Love at both ends of the leash for retired combat medic and hard luck hound

Love at both ends of the leash for retired combat medic and hard luck hound

Richard served all over the world during his 24-year military career. So when the retired combat medic was ready to adopt a dog he found one who needed healing as much as he did.

Saving lives as a way of life

Tending to the wounds of others has been a hallmark of Richard’s life. For 13 years he served as a pararescueman in the Air Force, often called PJs, Maroon Berets, or Rescue Rangers. These professionals provide recovery and medical care of military personnel engaged in combat and humanitarian missions.

As a military medical professional Richard was stationed in or deployed to an almost dizzying number of places around the globe. He saw the world in service to his country.

“I have served in or traveled to 47 states and 27 countries while serving in the military,” he says. “Some places were definitely better than others.”

However, it is the bonds that Richard forged through service that are the most memorable aspect of his military career.

“The things that left the biggest impact was the friends I made and the times we shared.”

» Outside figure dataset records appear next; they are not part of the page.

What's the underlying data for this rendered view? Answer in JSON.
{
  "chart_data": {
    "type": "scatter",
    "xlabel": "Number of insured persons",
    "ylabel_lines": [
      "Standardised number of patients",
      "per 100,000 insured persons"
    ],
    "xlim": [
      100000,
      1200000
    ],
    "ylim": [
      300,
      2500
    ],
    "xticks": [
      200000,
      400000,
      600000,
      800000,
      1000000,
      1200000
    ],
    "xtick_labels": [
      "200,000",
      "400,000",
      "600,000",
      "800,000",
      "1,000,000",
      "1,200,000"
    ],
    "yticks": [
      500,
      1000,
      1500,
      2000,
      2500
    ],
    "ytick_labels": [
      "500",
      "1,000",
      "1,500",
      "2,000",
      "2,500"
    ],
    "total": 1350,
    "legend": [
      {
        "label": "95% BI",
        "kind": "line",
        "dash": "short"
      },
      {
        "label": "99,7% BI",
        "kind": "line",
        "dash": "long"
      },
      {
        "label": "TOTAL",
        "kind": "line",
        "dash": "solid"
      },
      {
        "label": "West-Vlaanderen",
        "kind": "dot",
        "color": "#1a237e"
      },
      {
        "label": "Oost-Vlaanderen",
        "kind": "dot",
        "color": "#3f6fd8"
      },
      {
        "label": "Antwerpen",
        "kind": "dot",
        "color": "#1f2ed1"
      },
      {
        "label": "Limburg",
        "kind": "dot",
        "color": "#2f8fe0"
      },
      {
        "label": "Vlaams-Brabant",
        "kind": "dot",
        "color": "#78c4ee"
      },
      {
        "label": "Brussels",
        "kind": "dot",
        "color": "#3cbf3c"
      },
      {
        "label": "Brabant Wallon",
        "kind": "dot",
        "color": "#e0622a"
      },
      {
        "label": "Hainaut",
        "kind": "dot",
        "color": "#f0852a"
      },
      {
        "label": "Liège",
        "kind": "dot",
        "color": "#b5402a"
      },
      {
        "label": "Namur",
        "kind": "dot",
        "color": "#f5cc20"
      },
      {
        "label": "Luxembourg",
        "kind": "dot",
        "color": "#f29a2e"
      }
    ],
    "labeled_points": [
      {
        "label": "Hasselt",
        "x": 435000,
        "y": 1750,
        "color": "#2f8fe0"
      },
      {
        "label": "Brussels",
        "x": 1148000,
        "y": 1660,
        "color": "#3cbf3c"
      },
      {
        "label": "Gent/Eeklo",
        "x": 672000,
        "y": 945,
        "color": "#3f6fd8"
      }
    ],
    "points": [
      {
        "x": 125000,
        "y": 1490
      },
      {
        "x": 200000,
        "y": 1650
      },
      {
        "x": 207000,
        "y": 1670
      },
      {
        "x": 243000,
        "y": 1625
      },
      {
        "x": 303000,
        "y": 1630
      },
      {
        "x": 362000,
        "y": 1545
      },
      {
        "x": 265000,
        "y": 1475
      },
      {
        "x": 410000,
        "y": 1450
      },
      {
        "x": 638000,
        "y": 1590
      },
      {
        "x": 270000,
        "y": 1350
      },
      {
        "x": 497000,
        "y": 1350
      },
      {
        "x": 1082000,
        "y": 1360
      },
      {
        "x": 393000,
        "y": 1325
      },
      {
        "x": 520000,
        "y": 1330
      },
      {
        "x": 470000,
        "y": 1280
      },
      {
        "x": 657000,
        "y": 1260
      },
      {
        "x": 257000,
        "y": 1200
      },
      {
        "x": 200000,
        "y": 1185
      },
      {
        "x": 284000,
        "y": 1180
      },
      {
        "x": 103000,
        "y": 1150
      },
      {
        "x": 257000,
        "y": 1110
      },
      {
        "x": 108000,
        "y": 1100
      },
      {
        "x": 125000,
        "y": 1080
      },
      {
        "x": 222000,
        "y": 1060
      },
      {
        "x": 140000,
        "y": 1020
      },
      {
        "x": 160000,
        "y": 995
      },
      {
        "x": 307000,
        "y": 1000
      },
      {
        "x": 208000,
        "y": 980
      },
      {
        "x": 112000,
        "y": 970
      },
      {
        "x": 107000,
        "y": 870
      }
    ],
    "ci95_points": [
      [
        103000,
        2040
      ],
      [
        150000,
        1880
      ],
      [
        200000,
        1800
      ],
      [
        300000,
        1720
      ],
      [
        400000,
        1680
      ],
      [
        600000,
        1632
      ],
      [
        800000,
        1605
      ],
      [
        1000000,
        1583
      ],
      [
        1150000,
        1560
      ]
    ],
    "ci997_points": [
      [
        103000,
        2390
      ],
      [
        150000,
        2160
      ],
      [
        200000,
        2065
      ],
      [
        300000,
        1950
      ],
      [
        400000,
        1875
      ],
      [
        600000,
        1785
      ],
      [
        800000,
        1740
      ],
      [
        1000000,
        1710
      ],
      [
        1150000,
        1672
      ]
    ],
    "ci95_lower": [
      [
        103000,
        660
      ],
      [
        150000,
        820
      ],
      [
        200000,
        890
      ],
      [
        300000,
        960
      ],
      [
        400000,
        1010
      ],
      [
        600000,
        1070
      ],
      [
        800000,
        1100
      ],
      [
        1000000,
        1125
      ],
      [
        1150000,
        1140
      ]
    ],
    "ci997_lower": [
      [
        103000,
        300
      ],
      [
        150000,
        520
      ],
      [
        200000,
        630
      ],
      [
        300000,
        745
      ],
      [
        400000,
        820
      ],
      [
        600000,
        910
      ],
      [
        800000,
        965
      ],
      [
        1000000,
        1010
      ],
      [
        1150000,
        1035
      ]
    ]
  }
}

After leaving the Air Force Richard would spend another 11 years as an Army combat medic before separating from service. But even though he retired from the military he was still on a mission to help others.

Richard now works in the civilian medical field and, true to his nature, chooses the most challenging environments to practice his craft.

“After my last deployment as an Army combat medic I returned home and began nursing school,” he says. “Eighteen months [later] I graduated and began life as a registered nurse. My first job was at a level one emergency room in downtown Memphis, Tennessee. After two years I moved back to Jackson, Tennessee to work in cardiac ICU.”

Retired combat medic to the rescue

In early December of 2018 a large, German Shepherd mix named Apache entered Frances H. Hensley Animal Shelter in Lexington, Tennessee.

Just a few months prior the shelter joined our free partner program and offers veterans we serve a reduced adoption fee of $25.

Around the same time Richard started to give serious thought to adopting a companion pet.

“I have always had dogs in my home, and needed that unquestioning love and support that a dog can provide,” he shares.

The retired combat medic had not heard about Pets for Patriots or our companion pet adoption program for military veterans.

But Richard started his search online, like most would-be adopters. He would learn about our partnership with Frances H. Hensley Animal Shelter from their website.

Richard knew instantly that he wanted to adopt through our program.

“I actually had not heard of it until I went to the shelter’s website,” he recalls. “I saw it as such a great program and one that I would like to be a part of.”

Richard was approved into our program at the end of January 2019. It would be another few weeks until this lifelong healer met his match.

“…we need each other”

In late February 2019 – more than two months after Apache entered the shelter – he was heading home. Richard was quick to rename him Hans and the big dog wasted no time showering his savior with affection.

However, beyond sloppy pooch smooches and couch cuddles is real healing. Hans and Richard are kindred spirits. They share an unspoken and unbreakable bond – not unlike those that Richard forged during his 24-year military career.

“On my worst days or when I awake in the night he is always there to lay his head in my lap and help me relax,” Richard shares. “He has a troubled past as do I, so we understand each other and support each other.”

The retired combat medic and his adopted pup share an intensely close relationship. In fact, Richard’s favorite things about Hans are not anything the big dog does, but rather who he is and the support his mere presence provides.

“Loyalty, love, understanding,” he says, “and we need each other.”

Love and healing at both ends of the leash

We follow up with every single adoption for a minimum of one year to help nurture the bond between person and pet, answer questions, field resources, and to just listen.

Richard appreciates our outreach, like most veterans in our program. It is our simple way of letting them know that they are not alone, and that Pets for Patriots is an ongoing source of support and guidance.

Love at both ends of the leash for retired combat medic and hard luck hound

“Thanks for checking in,” Richard says during a post-adoption check in. “He is doing great. Very smart and loving guy. Seeks approval on everything with lots of kisses. Thank y’all for helping me to give him a home for life.”

That home now includes a four-legged sibling for Hans. The two dogs quickly became fast friends.

“Hans is wonderful. We rescued a Rottweiler puppy last year to keep him company and now they are inseparable.”

The retired combat medic knows firsthand that it is critical to be healthy in both body and mind. He has witnessed this throughout his military and professional careers, as well as in his own life.

Hans gives Richard something that he needed – unconditional, uncritical love. And the big rescue dog receives the same in return.

Now Richard, a lifelong healer, has simple advice for veterans who may cope with invisible wounds as well.

“Don’t hesitate to find your new battle buddy.”


  1. Christine E

    Richard, your pups are beautiful! Thanks for your Service!

  2. Panda J.

    Thank you for your service, Richard. Both of your babies are beautiful, thank you for giving them both a loving home. God Bless all 3 of you!